2.5    Voor zover het verzoek tot wraking is gebaseerd op de reactie op het verzoek tot het verstrekken van het proces-verbaal van de zitting d.d. 29 maart 2021 is dit wel tijdig ingediend, maar naar het oordeel van de wrakingskamer kennelijk ongegrond. Verzoekers zijn het kennelijk niet eens met het feit dat toepassing is gegeven aan artikel 2.7.2 van het Landelijk Procesreglement voor klachten bij de Raden van Discipline, maar een dergelijke onwelgevallige processuele beslissing van de raad kan geen grond vormen voor wraking; wraking is immers geen verkapt rechtsmiddel.  De wrakingskamer komt ook geen oordeel toe over de juistheid van de beslissing. Dit is slechts anders indien de motivering van de beslissing in het licht van alle omstandigheden van het geval en naar objectieve maatstaven gemeten – bijvoorbeeld door de in de motivering gebezigde bewoordingen – niet anders kan worden verstaan dan als blijk van vooringenomenheid van de rechter die haar heeft gegeven. Dat is evenwel geenszins gebleken noch onderbouwd door verzoekers.
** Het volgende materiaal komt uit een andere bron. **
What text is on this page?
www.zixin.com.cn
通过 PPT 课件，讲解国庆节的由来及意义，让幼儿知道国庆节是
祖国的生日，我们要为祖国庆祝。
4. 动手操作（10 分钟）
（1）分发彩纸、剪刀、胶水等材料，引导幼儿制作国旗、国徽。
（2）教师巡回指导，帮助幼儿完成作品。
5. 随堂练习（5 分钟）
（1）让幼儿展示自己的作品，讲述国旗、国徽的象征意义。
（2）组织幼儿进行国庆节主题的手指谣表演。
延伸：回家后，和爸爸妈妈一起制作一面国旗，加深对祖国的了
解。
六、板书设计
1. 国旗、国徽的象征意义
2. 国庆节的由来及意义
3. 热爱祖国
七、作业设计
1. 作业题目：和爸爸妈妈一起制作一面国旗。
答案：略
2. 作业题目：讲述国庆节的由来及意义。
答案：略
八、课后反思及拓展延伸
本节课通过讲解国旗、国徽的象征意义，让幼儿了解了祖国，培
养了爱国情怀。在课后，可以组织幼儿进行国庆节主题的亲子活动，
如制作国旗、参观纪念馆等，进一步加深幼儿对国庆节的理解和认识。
2.6   Het wrakingsverzoek bevat verder ook geen feiten of omstandigheden die erop wijzen dat de rechterlijke onpartijdigheid van de tuchtrechters schade zou kunnen lijden.

2.7    De wrakingskamer komt op grond van het voorgaande tot de slotsom dat het verzoek tot wraking deels kennelijk niet ontvankelijk en deels kennelijk ongegrond is. De wrakingskamer zal, gelet op artikel 4 van het Wrakingsprotocol raden van discipline, het verzoek zonder behandeling ter zitting afwijzen.

BESLISSING

De wrakingskamer:

- wijst het wrakingsverzoek af;

- bepaalt dat de procedure wordt voortgezet in de stand waarin deze zich bevond ten tijde van het indienen van het wrakingsverzoek.

Aldus beslist door mr. R.M.M. van den Heuvel, voorzitter, mrs. H.C.M. Schaeken en W.H.N.C. van Beek, leden, bijgestaan door mr.  T.H.G. Huber – Van de Langenberg  als griffier en in het openbaar uitgesproken op 17 mei 2021.